IR-IITBHU at TREC 2016 Open Search Track: Retrieving documents using Divergence From Randomness model in Terrier
Published in The Twenty-Fifth Text REtrieval Conference (TREC 2016) Proceedings. NIST Special Publication:SP 500-321, 2017
Recommended citation: M. Niyogi, S. Pal. (2017). "IR-IITBHU at TREC 2016 Open Search Track: Retrieving documents using Divergence From Randomness model in Terrier." The Twenty-Fifth Text REtrieval Conference (TREC 2016) Proceedings. NIST Special Publication:SP 500-321. https://trec.nist.gov/pubs/trec25/papers/IR-IITBHU-O.pdf
Abstract
In our participation at TREC 2016 Open Search Track which focuses on ad-hoc scientific literature search, we used Terrier, a modular and a scalable Information Retrieval framework as a tool to rank documents. The organizers provided live data as documents, queries and user interactions from real search engine that were available through Living Lab API framework. The data was then converted into TREC format to be used in Terrier.
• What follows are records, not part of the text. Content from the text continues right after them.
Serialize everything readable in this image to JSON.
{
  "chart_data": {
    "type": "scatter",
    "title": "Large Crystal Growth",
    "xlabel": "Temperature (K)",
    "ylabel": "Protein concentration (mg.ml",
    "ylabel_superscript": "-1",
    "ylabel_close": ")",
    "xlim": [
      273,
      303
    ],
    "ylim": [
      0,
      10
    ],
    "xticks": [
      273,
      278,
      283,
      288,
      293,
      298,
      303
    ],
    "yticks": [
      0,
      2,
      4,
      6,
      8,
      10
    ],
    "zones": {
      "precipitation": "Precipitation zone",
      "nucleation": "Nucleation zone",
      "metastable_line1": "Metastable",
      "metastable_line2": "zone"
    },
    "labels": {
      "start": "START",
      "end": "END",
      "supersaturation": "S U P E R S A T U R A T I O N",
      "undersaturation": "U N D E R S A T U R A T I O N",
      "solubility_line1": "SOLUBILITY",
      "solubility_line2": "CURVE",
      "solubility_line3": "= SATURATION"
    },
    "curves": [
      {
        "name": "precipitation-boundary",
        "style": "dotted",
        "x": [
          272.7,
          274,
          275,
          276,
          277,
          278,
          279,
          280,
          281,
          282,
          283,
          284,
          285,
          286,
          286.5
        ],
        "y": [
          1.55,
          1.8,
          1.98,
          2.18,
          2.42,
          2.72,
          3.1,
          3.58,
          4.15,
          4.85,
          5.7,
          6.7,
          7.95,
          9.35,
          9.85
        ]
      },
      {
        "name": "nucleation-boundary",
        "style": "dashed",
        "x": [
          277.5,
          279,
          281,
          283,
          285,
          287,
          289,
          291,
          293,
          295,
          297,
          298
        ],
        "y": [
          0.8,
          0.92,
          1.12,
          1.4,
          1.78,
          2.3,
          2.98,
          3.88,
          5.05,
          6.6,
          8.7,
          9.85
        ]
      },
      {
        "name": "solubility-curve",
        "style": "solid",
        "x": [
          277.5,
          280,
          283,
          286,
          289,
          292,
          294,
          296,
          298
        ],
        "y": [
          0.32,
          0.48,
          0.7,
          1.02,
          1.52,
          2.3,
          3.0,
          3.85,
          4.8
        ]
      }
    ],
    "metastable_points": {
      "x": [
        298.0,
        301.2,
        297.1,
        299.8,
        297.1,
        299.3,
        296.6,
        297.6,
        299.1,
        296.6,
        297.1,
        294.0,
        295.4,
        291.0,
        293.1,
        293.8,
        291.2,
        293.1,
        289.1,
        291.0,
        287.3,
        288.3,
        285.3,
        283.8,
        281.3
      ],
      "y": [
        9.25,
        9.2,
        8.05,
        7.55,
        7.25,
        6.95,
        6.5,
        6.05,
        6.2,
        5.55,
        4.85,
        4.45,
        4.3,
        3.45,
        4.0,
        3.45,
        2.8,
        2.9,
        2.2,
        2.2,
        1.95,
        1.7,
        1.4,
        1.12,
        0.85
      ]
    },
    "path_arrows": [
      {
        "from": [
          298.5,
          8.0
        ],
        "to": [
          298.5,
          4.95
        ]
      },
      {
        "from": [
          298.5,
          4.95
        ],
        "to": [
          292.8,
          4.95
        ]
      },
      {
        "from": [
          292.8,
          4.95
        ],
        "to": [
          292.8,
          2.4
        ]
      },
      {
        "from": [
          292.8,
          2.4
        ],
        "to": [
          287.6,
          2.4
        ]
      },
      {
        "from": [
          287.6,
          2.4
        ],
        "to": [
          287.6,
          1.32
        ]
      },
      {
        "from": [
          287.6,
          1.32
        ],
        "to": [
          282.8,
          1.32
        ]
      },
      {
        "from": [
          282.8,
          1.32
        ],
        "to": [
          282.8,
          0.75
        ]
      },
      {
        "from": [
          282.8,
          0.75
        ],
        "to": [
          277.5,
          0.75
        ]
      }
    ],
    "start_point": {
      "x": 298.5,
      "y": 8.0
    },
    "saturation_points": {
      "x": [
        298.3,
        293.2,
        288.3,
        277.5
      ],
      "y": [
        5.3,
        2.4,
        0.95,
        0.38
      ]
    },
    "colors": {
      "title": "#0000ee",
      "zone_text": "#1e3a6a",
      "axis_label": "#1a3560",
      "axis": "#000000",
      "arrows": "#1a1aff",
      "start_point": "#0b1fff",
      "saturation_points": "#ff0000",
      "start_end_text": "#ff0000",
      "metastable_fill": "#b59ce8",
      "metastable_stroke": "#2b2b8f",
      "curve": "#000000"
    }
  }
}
We used Divergence from Randomness (DFR) model, specifically, the Inverse expected document frequency model for randomness, the ratio of two Bernoulli’s processes for first normalisation, and normalisation 2 for term frequency normalisation with natural logarithm, i.e., In_expC2 model to rank the available documents in response to a set of queries. Altogether we submit 391 runs for sites CiteSeerX and SSOAR to the Open Search Track via the Living Lab API framework. We received an “outcome” of 0.72 for test queries and 0.62 for train queries of site CiteSeerX at the end of Round 3 Test Period where, the outcome is computed as: #wins / (#wins + #losses). A ‘win’ occurs when the participant achieves more clicks on his documents than those of the site and ‘loss’ otherwise. Complete relevance judgments is awaited at the moment. We look forward to getting the users’ feedback and work further with them.
Recommended citation: M. Niyogi, S. Pal. (2017). “IR-IITBHU at TREC 2016 Open Search Track: Retrieving documents using Divergence From Randomness model in Terrier”. The Twenty-Fifth Text REtrieval Conference (TREC 2016) Proceedings. NIST Special Publication:SP 500-321.